今回の地方会では、東北外科集談会と胸部外科学会、血管外科学会、小児外科学会の各地方会の共催で特別企画「東北地方の外科医不足を考える」を開催します。久しく東北の外科医不足は悩みの種でしたが、昨今のコロナパンデミックと相まって、想像以上のペースで危険水域に達してきたことは会員諸兄姉も肌で感じられていることと思います。

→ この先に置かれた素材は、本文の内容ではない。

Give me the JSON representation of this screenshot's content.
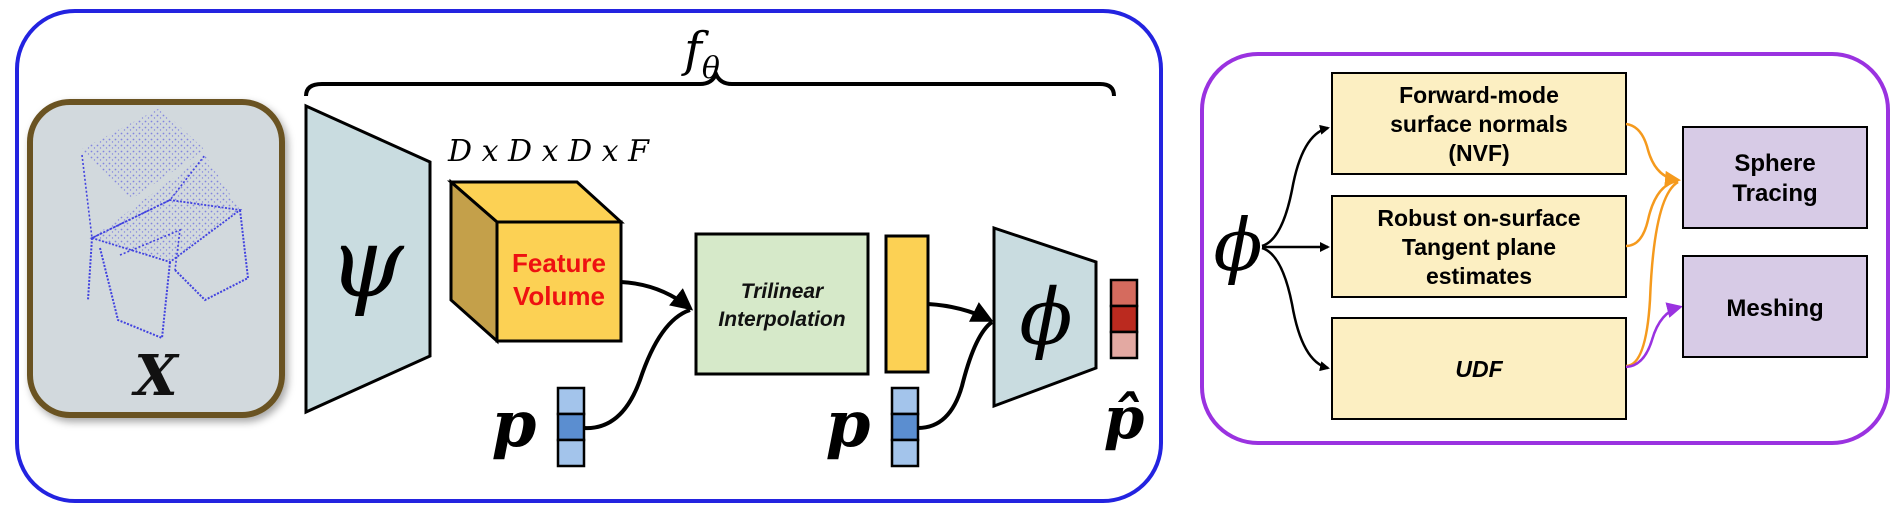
{
  "left_panel": {
    "f_label": "f",
    "f_subscript": "θ",
    "input_label": "X",
    "encoder_symbol": "ψ",
    "volume_dims": "D x D x D x F",
    "feature_volume_line1": "Feature",
    "feature_volume_line2": "Volume",
    "trilinear_line1": "Trilinear",
    "trilinear_line2": "Interpolation",
    "query_point_label_1": "p",
    "query_point_label_2": "p",
    "decoder_symbol": "ϕ",
    "output_label": "p̂"
  },
  "right_panel": {
    "phi_symbol": "ϕ",
    "box_normals_line1": "Forward-mode",
    "box_normals_line2": "surface normals",
    "box_normals_line3": "(NVF)",
    "box_tangent_line1": "Robust on-surface",
    "box_tangent_line2": "Tangent plane",
    "box_tangent_line3": "estimates",
    "box_udf": "UDF",
    "box_sphere_line1": "Sphere",
    "box_sphere_line2": "Tracing",
    "box_meshing": "Meshing"
  },
  "colors": {
    "left_border": "#2323e0",
    "right_border": "#9a32e0",
    "input_border": "#6b5320",
    "input_fill": "#d2d9dd",
    "trapezoid_fill": "#c9dce0",
    "cube_front": "#fcd154",
    "cube_side": "#c4a04a",
    "feature_text": "#ee1111",
    "trilinear_fill": "#d6e9c9",
    "latent_bar": "#fcd154",
    "query_fill_light": "#a3c4eb",
    "query_fill_dark": "#5b8ed0",
    "output_top": "#d56b5e",
    "output_mid": "#bb2a1f",
    "output_bottom": "#e3a9a2",
    "yellow_box": "#fcefc2",
    "purple_box": "#d7cbe6",
    "orange_arrow": "#f59a1d",
    "purple_arrow": "#9a32e0"
  }
}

外科医不足と新人リクルート問題は、最近の外科系全国学会でよく取り上げられるテーマであり、働き方改革をはじめとした労働環境整備の重要性は論を俟たないでしょう。一方、地域性を考慮しないディスカッションは机上の空論として、リアリティーを欠くものになりがちです。今回の企画では、東北地方が抱える特有の問題を、様々な立場で外科医療に関わっている先生方の声を聞き、今まさにわれわれが対峙している問題を浮き彫りにし、今後の指針を再認識することを目標とします。
東北地方で外科医を目指す若者を増やすには、地域枠の拡大、インセンティブ支給などの経済的支援、待遇と労働環境の改善、など様々な方策がありますが、何より大切なのはわれわれ外科医が、明るく楽しく働いている姿を見てもらうことにほかなりません。現役外科医には研修医や医学生の将来像を投影できる存在としての自己研鑽が求められています。
東北大学心臓血管外科の齋木佳克先生と当教室呼吸器外科の塩野知志先生に司会進行をお願いしています。外科医不足が最も深刻な東北の地から、外科医療再興の狼煙として「山形宣言」を提案できたらと思います。